With 9/11 it became apparent that terrorism was no longer a small, contained act of minimal damage carried out by groups confined to a single nation such as the threats posed by the IRA in the ‘70s. Brian Michael Jenkins identified these modern day terrorists as having developed new financial resources and depending less on states, capable of waging global campaigns and exploiting technology, and evolving new models of organisation.
According to a UN Resolution, terrorism can be one or a series of ‘criminal acts intended or calculated to provoke a state of terror in the general public, a group of persons or particular persons for political purposes’ and it has become one of the most prominent issues of security studies. In Bush’s view the terrorist attacks causing 9/11 prompted a change in the strategic thinking of the US. Despite this, many scholars argue that de facto not much had changed in terms of the US international defence rationale as it still relied heavily on military attacks as a destabiliser in the case of threats. Bush revived the strong nationalistic tendency to impose a distinctive American internationalism when it came to US foreign policy.

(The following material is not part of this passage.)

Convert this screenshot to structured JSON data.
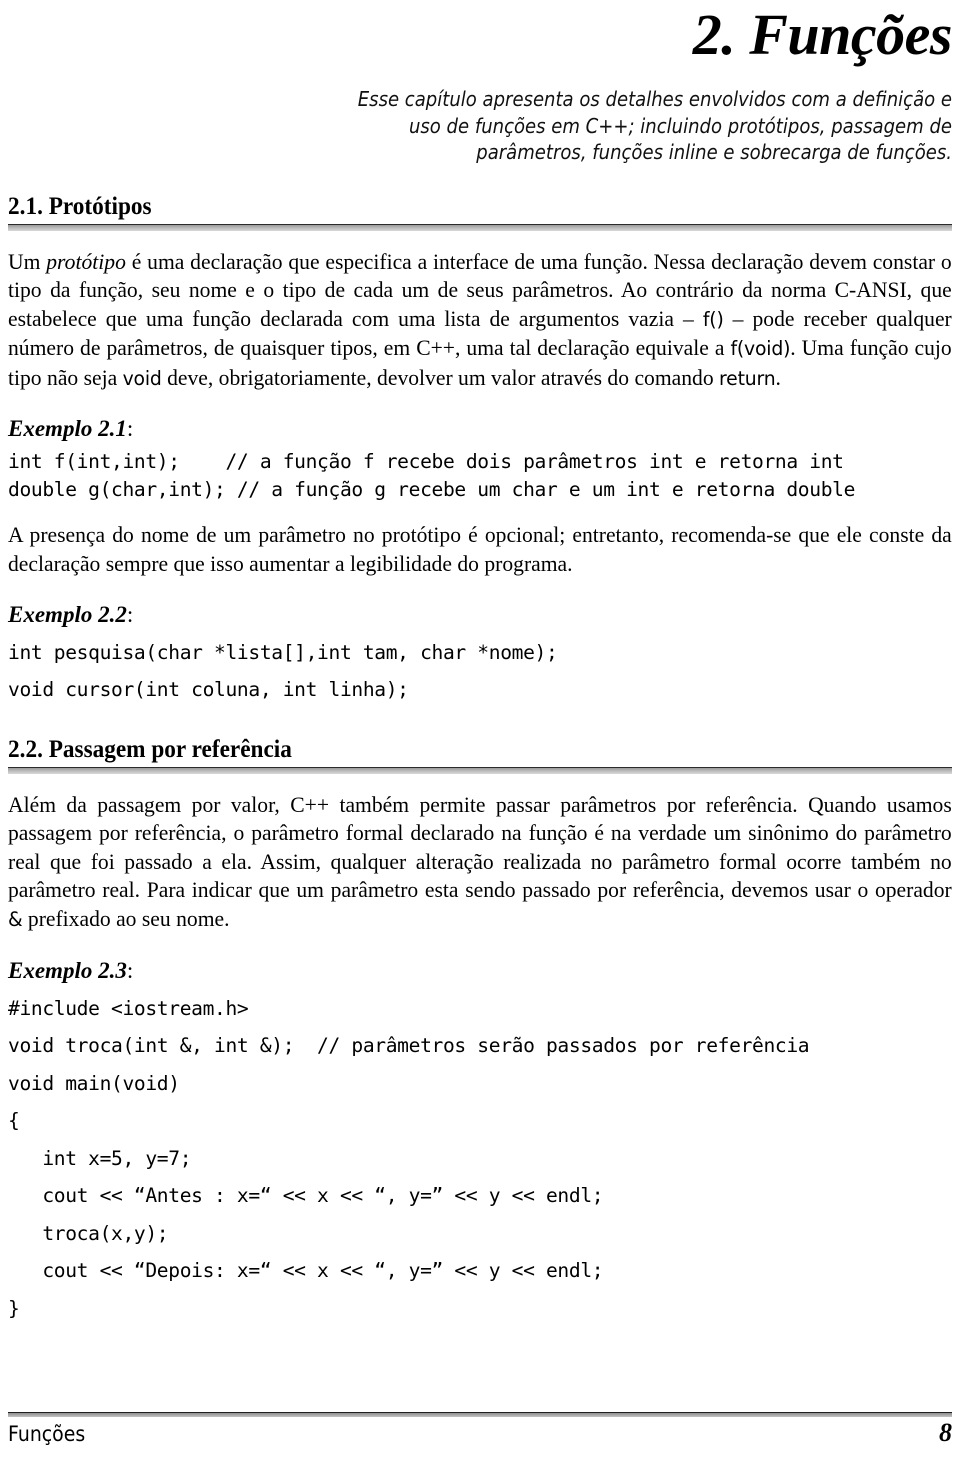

What had started as a catastrophic offence by a non-state actor quickly escalated to be war to bring peace and democracy to ‘evil’ states. Any gains Bush had made by endorsing once again state-centric security thinking were then ‘dwarfed by a political failure to broadly realign American policy with the transformed environment of the post-Cold War era, where the pattern of conflict went well beyond the state’ (Patman 2009:229). One of the hardest realisations was that, even after 9/11 when the US had undermined its very own security when faced with interconnected global threats, Bush continued to target nations with military force as a means to defeat internationalised terrorist groups.